Zara Malam's son Mohammed was just five months old when Boko Haram stormed their village in northeastern Nigeria and carried them off to their stronghold in the Sambisa forest.

After several months as a hostage, the boy's head is enlarged from malnutrition and crinkled skin sags from the joints of his tiny, boney body.

"They (Boko Haram) did nothing for my son and the same for the other children... No food, no clothing, no water... Not a single thing," she says as she sits nursing him under her long hijab on the floor of the Federal Medical Center in Yola.

Zara is one of 15 women hostages injured by gunshots or landmines when Nigerian troops freed them after storming Boko Haram bases in the forest last week.

But even here in the relative safety of Yola in neighboring Adamawa state, they still have to have armed guards on the door.

"We were so happy when the soldiers came. Now, I just want him to get well," the 25-year-old told AFP.

Zara and some of the other women sit on the ward floor, leaving the beds to the more badly injured. Cradled in their arms, are emaciation, hollow-eyed children being treated for severe malnutrition and dehydration.

The former hostages were brought to the hospital on Tuesday from the Malkohi Camp on the outskirts of Yola, where 275 women and children arrived on Saturday after their rescue from the Sambisa Forest in neighboring Borno province.

Four other emaciated children were brought to hospital at the same time. They, too, seem too weak to cry, unlike the "unaccompanied" young boys and girls, whose wailing cuts through the air.

"When they (the rescued hostages) arrived there were not less than 100 children," said nurse Ruth Ugwu, who works at the camp's clinic.

"When we started screening, we discovered that 31 were acutely malnourished, all of them under the age of five."

Some are now gaining weight through a diet of powdered milk, vitamins, juice and oatmeal supplied by local, national and international aid agencies, she added.

The prognosis for all the children now in hospital is good, including Mohammed.

"They should be OK," said Ugwu.

More children will be born to the women in the camp in the months to come. About 10 to 15 women are in the early to mid-stages of pregnancy, said retired midwife Mary Samuel Galadima.

"They will need attention," she added.

Meanwhile, women and girls lined up to receive second-hand clothes donated by the Adamawa state government in the courtyard outside dormitories containing bunk beds and mosquito nets.

One woman, in the ankle-length robe and head covering common in the Muslim-majority north, held up a pair of silver, flared trousers with a mixture of excitement and bemusement.

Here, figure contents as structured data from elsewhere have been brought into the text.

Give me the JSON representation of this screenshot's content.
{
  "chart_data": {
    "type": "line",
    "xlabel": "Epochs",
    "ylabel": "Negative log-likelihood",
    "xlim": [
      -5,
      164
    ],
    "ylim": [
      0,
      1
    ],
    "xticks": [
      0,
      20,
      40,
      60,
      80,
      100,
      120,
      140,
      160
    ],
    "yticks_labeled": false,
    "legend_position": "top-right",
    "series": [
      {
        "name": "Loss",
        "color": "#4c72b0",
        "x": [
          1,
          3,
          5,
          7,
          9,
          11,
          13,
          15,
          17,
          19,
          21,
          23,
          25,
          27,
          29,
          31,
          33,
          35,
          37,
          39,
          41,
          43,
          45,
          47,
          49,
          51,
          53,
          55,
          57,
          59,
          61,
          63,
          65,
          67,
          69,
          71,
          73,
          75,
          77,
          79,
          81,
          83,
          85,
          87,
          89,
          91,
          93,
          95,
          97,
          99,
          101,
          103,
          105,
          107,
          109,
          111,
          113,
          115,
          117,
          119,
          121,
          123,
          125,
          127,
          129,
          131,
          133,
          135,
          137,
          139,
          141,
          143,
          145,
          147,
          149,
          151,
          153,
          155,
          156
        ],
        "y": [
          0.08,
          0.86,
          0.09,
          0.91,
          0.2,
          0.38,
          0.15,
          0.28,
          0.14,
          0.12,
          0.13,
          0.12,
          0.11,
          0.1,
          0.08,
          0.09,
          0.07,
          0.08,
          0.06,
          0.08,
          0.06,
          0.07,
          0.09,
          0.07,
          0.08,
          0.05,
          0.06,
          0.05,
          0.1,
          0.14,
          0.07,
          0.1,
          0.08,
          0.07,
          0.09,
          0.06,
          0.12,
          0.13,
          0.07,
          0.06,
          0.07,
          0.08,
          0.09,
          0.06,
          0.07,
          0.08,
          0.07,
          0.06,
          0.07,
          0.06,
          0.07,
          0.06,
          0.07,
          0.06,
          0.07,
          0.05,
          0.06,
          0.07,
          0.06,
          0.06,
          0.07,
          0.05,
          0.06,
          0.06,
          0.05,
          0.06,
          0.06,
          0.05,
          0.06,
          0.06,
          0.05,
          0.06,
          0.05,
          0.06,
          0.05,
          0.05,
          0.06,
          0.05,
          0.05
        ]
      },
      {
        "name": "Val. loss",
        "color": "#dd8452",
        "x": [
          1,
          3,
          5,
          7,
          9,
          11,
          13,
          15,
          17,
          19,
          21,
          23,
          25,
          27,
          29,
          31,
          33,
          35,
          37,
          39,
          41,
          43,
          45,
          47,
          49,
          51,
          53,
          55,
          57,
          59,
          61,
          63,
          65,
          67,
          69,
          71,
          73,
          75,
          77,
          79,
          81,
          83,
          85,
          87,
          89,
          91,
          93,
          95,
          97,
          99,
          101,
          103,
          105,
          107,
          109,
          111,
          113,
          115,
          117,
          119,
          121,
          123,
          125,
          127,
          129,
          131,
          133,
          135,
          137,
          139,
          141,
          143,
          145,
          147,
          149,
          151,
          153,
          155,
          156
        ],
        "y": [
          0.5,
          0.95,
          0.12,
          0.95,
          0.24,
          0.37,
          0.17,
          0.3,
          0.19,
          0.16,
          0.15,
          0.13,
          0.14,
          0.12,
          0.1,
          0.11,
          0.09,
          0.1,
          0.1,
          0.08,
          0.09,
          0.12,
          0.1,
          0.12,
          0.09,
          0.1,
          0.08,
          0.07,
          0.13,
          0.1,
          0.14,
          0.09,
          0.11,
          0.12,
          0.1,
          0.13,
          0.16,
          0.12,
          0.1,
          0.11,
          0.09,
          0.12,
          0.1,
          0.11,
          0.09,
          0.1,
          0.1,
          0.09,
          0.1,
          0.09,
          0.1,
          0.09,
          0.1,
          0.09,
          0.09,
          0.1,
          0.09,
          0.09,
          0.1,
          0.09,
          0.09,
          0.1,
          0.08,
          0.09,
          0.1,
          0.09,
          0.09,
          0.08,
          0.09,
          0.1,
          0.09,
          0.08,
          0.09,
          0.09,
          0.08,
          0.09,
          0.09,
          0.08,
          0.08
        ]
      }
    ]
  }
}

Across the dusty compound, which before the new arrivals already housed some 850 people who fled Boko Haram's rampage in northern Adamawa last year, deliveries of rice were offloaded from pick-up trucks.

Bags and boxes of foodstuffs are stockpiled in the warehouse alongside mattresses, colored buckets, instant noodles, salt and wheelbarrows.

Some former hostages lie on mats or under the shade of trees. Others sleep.

"When they arrived on Saturday, they came directly to the kitchen for a cup of tea, bread, milk and water," said Hassan Bello, of the Adamawa State Emergency Management Agency (ADSEMA).

"The women with children took more."

Clearly efforts are being made to help the former hostages recover both physically and mentally. ADSEMA, its federal equivalent and organizations such as the Nigerian Red Cross are all involved.

But the violence in the north of Adamawa and across Borno and Yobe states has seen Yola's population swell by hundreds of thousands because of its reputation as a safe haven.

Many are staying with host families or friends in the city.

With no indication of when it will be safe for refugees to return, local resources are stretched, volunteers said, with more supplies and longer-term support required.

An ambulance wasn't available to take Mohammed and the other malnourished children to hospital, so Turai Kadir did it herself.

"They were in the camp for four days without doctors," the community worker said, shaking her head.

"There should be doctors for women and children to see them first before camping them in a room. Health should be a priority...

"The government can't take care of the IDPs (internally displaced people)."